The last, big concern that I have is that apparently what every tech-giant in the conversation is aiming at is building something that’s completely supranational and separated from a reality where things can be controlled or stopped by policymakers. The final (and not so hidden) desire of Zuckerberg is to be a world-creator, the decision-maker and architect of a world that he envisioned and created. How much of a goal is to make even more money and monetize people’s actions when you are already a multi-billionaire? I don’t buy this motivation much, ensuring to have a massive, constant and permanent flow of revenues it’s just a mean to the real goal of being the king of your own kingdom.

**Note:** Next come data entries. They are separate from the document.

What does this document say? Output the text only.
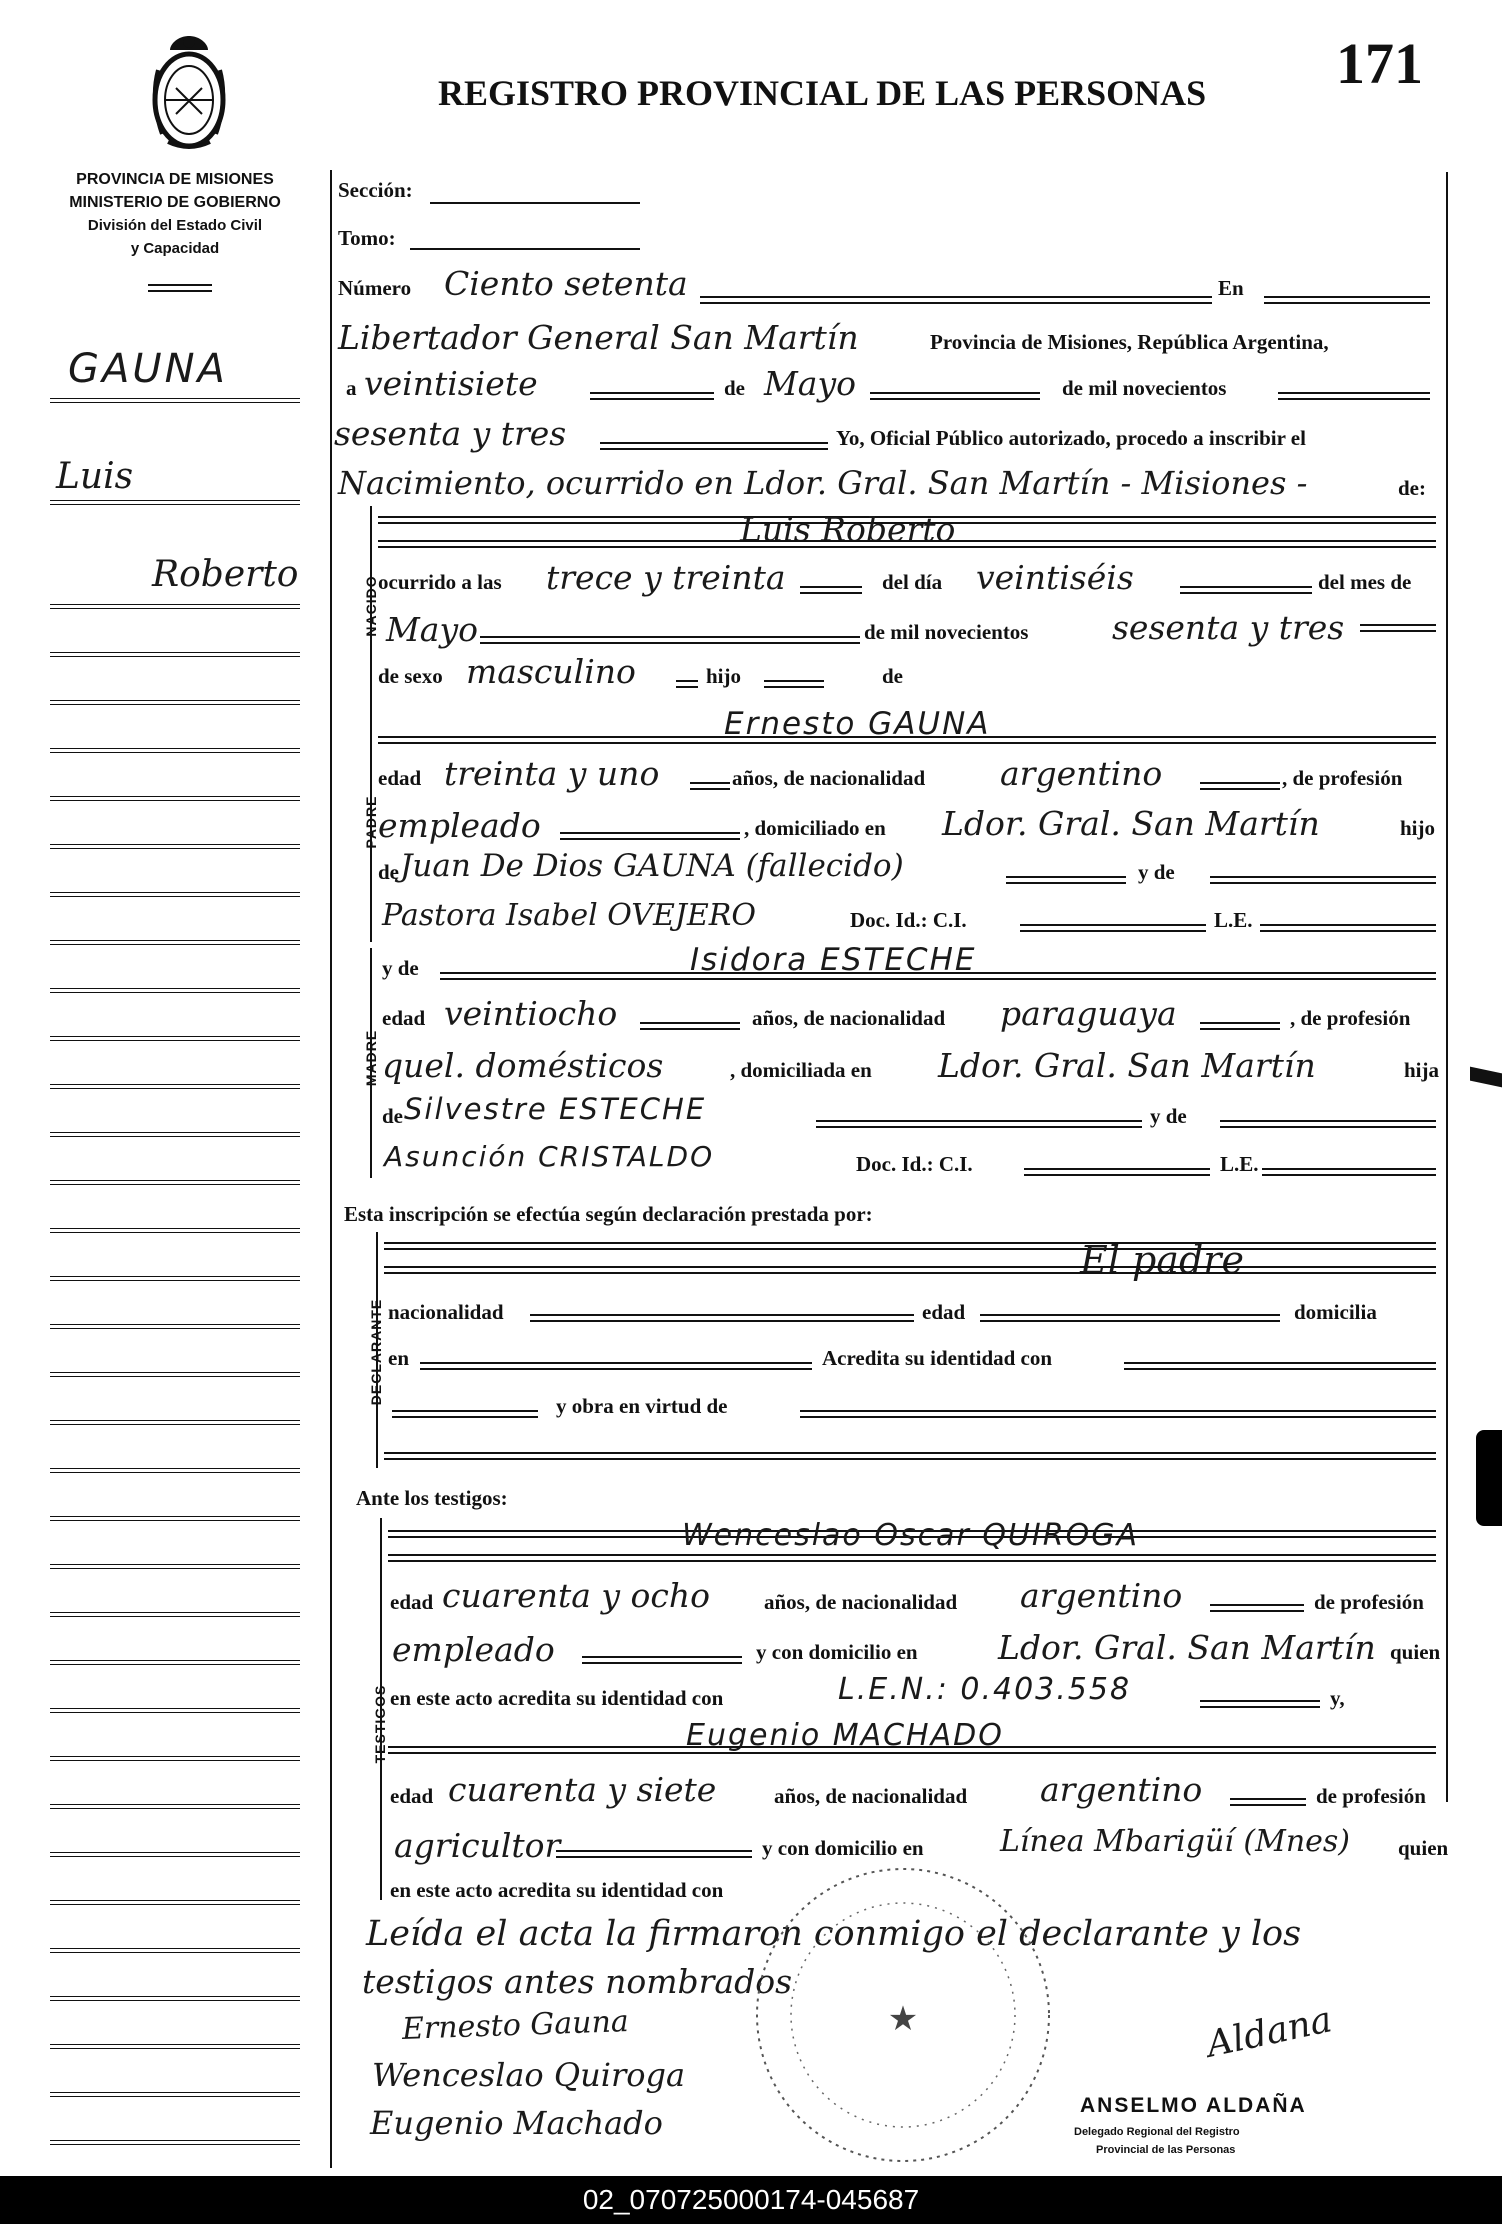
PROVINCIA DE MISIONES
MINISTERIO DE GOBIERNO
División del Estado Civil
y Capacidad
REGISTRO PROVINCIAL DE LAS PERSONAS 171
GAUNA
Luis
Roberto
Sección:
Tomo:
Número Ciento setenta	En
Libertador General San Martín	Provincia de Misiones, República Argentina,
a veintisiete	de Mayo	de mil novecientos
sesenta y tres	Yo, Oficial Público autorizado, procedo a inscribir el
Nacimiento, ocurrido en Ldor. Gral. San Martín - Misiones -	de:
NACIDO
Luis Roberto
ocurrido a las trece y treinta	del día veintiséis	del mes de
Mayo	de mil novecientos	sesenta y tres
de sexo masculino	hijo	de
PADRE
Ernesto GAUNA
edad treinta y uno	años, de nacionalidad argentino	, de profesión
empleado	, domiciliado en Ldor. Gral. San Martín	hijo
de Juan De Dios GAUNA (fallecido)	y de
Pastora Isabel OVEJERO	Doc. Id.: C.I.	L.E.
MADRE
y de	Isidora ESTECHE
edad veintiocho	años, de nacionalidad paraguaya	, de profesión
quel. domésticos	, domiciliada en Ldor. Gral. San Martín	hija
de Silvestre ESTECHE	y de
Asunción CRISTALDO	Doc. Id.: C.I.	L.E.
Esta inscripción se efectúa según declaración prestada por:
DECLARANTE
El padre
nacionalidad	edad	domicilia
en	Acredita su identidad con
y obra en virtud de
Ante los testigos:
TESTIGOS
Wenceslao Oscar QUIROGA
edad cuarenta y ocho	años, de nacionalidad argentino	de profesión
empleado	y con domicilio en Ldor. Gral. San Martín quien
en este acto acredita su identidad con	L.E.N.: 0.403.558	y,
Eugenio MACHADO
edad cuarenta y siete	años, de nacionalidad argentino	de profesión
agricultor	y con domicilio en	Línea Mbarigüí (Mnes) quien
en este acto acredita su identidad con
Leída el acta la firmaron conmigo el declarante y los
testigos antes nombrados
Ernesto Gauna
Wenceslao Quiroga
Eugenio Machado
★	Aldana
ANSELMO ALDAÑA
Delegado Regional del Registro
Provincial de las Personas
02_070725000174-045687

That’s the scary psychology behind a lot of tech founders (the race to space that involves Musk, Bezos and Branson is another facet of this): people that are lamenting how much their ideas, visions and businesses are slowed down by politics, activists, and the boundaries and limitations of our society in general. I think that the importance of having a vision has brought a lot of people to a misinterpretation of it, almost making the idea of the vision itself the most important thing in the world: something to achieve in spite of everything, something that transcends rules, because, in a delusional justification of their actions, it’s the final good that when reached will make everyone happy.


 

 

I would like to close with a reflection and some positivity. The first thing to say is: is the metaverse here to stay? Is this really going to be the next step in the evolution of internet? Probably yes: the investments in VR and AR are massive and a lot of companies are dedicating huge efforts to it. Also, it’s too promising as a business to let it go. But it’s not the first time that we see a bubble in this sector and even if some sort of metaverse will be part of our future it doesn’t need to be the one imagined by Mark Zuckerberg.

This brings me to the second point. In one way or another, our future is going to be defined by technology, as it always has been in human history. But technologies can be designed and used in many different ways.

We can design a metaverse that’s based on public good and human needs.

Interactions between people are defined by the design of the communication channels and the architecture of the system where these interactions are happening. A big chunk of internet has been defined by non-profit orgs, researchers, and companies with a positive and human centered vision. We, as atrain, can be part of this: in our work with customers we can help them in defining what are the important things to have in mind when they switch to new technology, we can warn them from the dangers of it, we can help them design the interactions and the culture that they want to build in their part of the metaverse.

To do this we need to know what we are talking about, we need to reflect on the consequences of technologies and their applications, we must always take in consideration that the channels and platforms are part of the equation. I’m not going to cite McLuhan, but you know what I’m talking about. ????